Das Besondere: AMG simuliert nicht nur Geräusche über Lautsprecher. Das Fahrzeug nutzt Resonatoren in den Sitzen, um die Vibrationen eines aufheulenden Motors direkt auf die Wirbelsäule des Fahrers zu übertragen. Sogar das charakteristische "Auspuff-Blubbern" beim Gaswegnehmen wird haptisch und akustisch so präzise nachgebildet, dass Testfahrer bereits von einer täuschend echten Erfahrung berichten.
Die Technik hinter dem Wahnsinn: Yasa Axialfluss-Motoren
Während herkömmliche E-Autos auf Radialfluss-Motoren setzen, nutzt AMG die revolutionäre Axialfluss-Technologie des britischen Partners Yasa. Diese Motoren sind flacher, leichter und deutlich leistungsstärker. In der neuen AMG.EA-Plattform kommen drei dieser Kraftpakete zum Einsatz – zwei an der Hinterachse und einer an der Vorderachse. Das ermöglicht ein extremes Torque Vectoring, das den GT zu spektakulären, rauchigen Drifts befähigt, die man sonst nur von den legendären 6.3-Liter-Modellen kennt.

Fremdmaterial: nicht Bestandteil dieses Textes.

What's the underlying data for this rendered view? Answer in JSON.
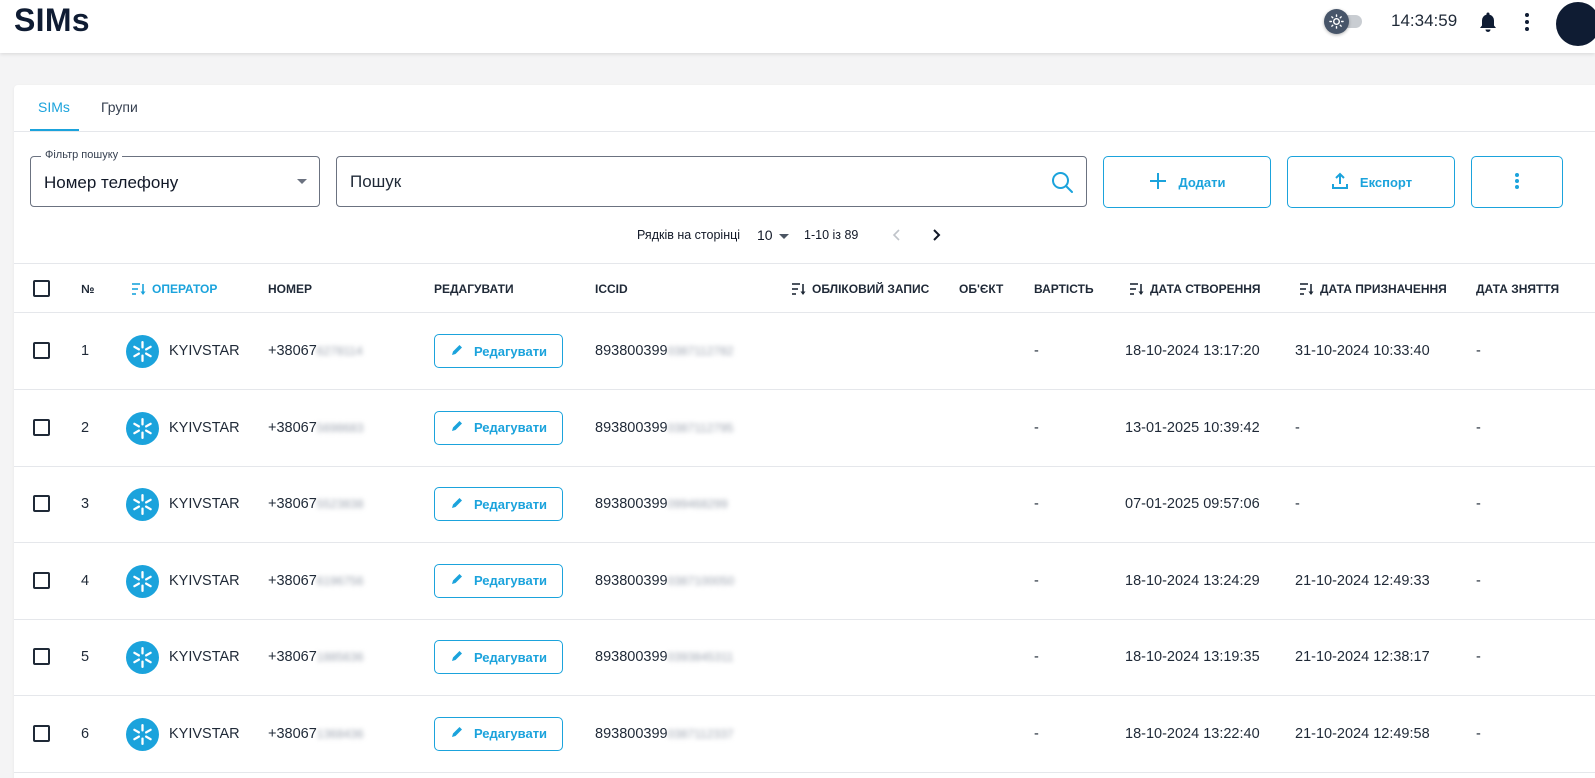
{
  "header": {
    "title": "SIMs",
    "time": "14:34:59"
  },
  "tabs": [
    {
      "label": "SIMs",
      "active": true
    },
    {
      "label": "Групи",
      "active": false
    }
  ],
  "toolbar": {
    "filter_legend": "Фільтр пошуку",
    "filter_value": "Номер телефону",
    "search_placeholder": "Пошук",
    "add_label": "Додати",
    "export_label": "Експорт"
  },
  "pagination": {
    "rows_label": "Рядків на сторінці",
    "rows_value": "10",
    "range": "1-10 із 89"
  },
  "columns": {
    "num": "№",
    "operator": "ОПЕРАТОР",
    "number": "НОМЕР",
    "edit": "РЕДАГУВАТИ",
    "iccid": "ICCID",
    "account": "ОБЛІКОВИЙ ЗАПИС",
    "object": "ОБ'ЄКТ",
    "cost": "ВАРТІСТЬ",
    "created": "ДАТА СТВОРЕННЯ",
    "assigned": "ДАТА ПРИЗНАЧЕННЯ",
    "removed": "ДАТА ЗНЯТТЯ"
  },
  "edit_label": "Редагувати",
  "rows": [
    {
      "num": "1",
      "operator": "KYIVSTAR",
      "number_prefix": "+38067",
      "number_hidden": "6278114",
      "iccid_prefix": "893800399",
      "iccid_hidden": "0387112782",
      "cost": "-",
      "created": "18-10-2024 13:17:20",
      "assigned": "31-10-2024 10:33:40",
      "removed": "-"
    },
    {
      "num": "2",
      "operator": "KYIVSTAR",
      "number_prefix": "+38067",
      "number_hidden": "5698683",
      "iccid_prefix": "893800399",
      "iccid_hidden": "0387112795",
      "cost": "-",
      "created": "13-01-2025 10:39:42",
      "assigned": "-",
      "removed": "-"
    },
    {
      "num": "3",
      "operator": "KYIVSTAR",
      "number_prefix": "+38067",
      "number_hidden": "5523838",
      "iccid_prefix": "893800399",
      "iccid_hidden": "099468299",
      "cost": "-",
      "created": "07-01-2025 09:57:06",
      "assigned": "-",
      "removed": "-"
    },
    {
      "num": "4",
      "operator": "KYIVSTAR",
      "number_prefix": "+38067",
      "number_hidden": "6196756",
      "iccid_prefix": "893800399",
      "iccid_hidden": "0387100050",
      "cost": "-",
      "created": "18-10-2024 13:24:29",
      "assigned": "21-10-2024 12:49:33",
      "removed": "-"
    },
    {
      "num": "5",
      "operator": "KYIVSTAR",
      "number_prefix": "+38067",
      "number_hidden": "1885636",
      "iccid_prefix": "893800399",
      "iccid_hidden": "0393845311",
      "cost": "-",
      "created": "18-10-2024 13:19:35",
      "assigned": "21-10-2024 12:38:17",
      "removed": "-"
    },
    {
      "num": "6",
      "operator": "KYIVSTAR",
      "number_prefix": "+38067",
      "number_hidden": "1368436",
      "iccid_prefix": "893800399",
      "iccid_hidden": "0387112337",
      "cost": "-",
      "created": "18-10-2024 13:22:40",
      "assigned": "21-10-2024 12:49:58",
      "removed": "-"
    }
  ],
  "colors": {
    "accent": "#1ba3dc",
    "text": "#1f2937",
    "navy": "#0f1c33"
  }
}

| Feature | Mercedes-AMG GT EV (Prognose 2026) |
|---|---|
| Leistung | > 740 kW (1.000+ PS) / ca. 1.200 Nm |
| Plattform | AMG.EA (Dedicated High-Performance Architecture) |
| Antrieb | Tri-Motor (2x Heck, 1x Front) - Axialfluss |
| Beschleunigung (0-100) | ca. 2,2 - 2,5 Sekunden |
| Besonderheiten | V8-Sound-Simulation, Sitz-Vibrationen, Sim-Shift |
| Marktstart | Ende 2026 / Anfang 2027 |
Sim-Shift und Klangerlebnis: Das Ende der lautlosen Langeweile
Ein Hauptkritikpunkt an leistungsstarken E-Autos ist die oft klinische, lineare Beschleunigung. AMG bricht dies durch "Simulated Shifts" auf. Über Schaltwippen am Lenkrad kann der Fahrer virtuelle Gänge durchschalten. Die Software unterbricht dabei für Millisekunden den Drehmomentfluss und erzeugt einen Ruck, der an ein Doppelkupplungsgetriebe erinnert. Begleitet wird das Ganze von einem Soundprofil, das den rauen Charakter der klassischen 6.2-Liter-Saugmotoren imitiert – inklusive Fehlzündungen im Sport+-Modus.
„Performance-Autos definieren sich über das Erlebnis, nicht nur über Zahlen. Unser Ziel ist es, dass du vergisst, dass kein Tropfen Benzin im Spiel ist.“ – Frank Steffen Walliser, AMG Entwicklungschef.
Real-World-Impact: Der "Porsche Taycan Killer"?
Für den Markt bedeutet der AMG GT EV einen Frontalangriff auf den Porsche Taycan Turbo GT und das Tesla Model S Plaid. Während Tesla auf puristische Schnelligkeit setzt, positioniert sich AMG über das Charisma. Dank der 800-Volt-Architektur und einer neuen Zellchemie, die direkt aus der Formel 1 inspiriert wurde, soll der GT zudem rekordverdächtige Ladezeiten ermöglichen (über 500 kW Peak). Wer ein Auto sucht, das die brachiale Gewalt eines AMG-Verbrenners in die lautlose Zukunft rettet, findet hier ab Ende 2026 seine Antwort – zu einem erwarteten Preis von deutlich über 200.000 Euro.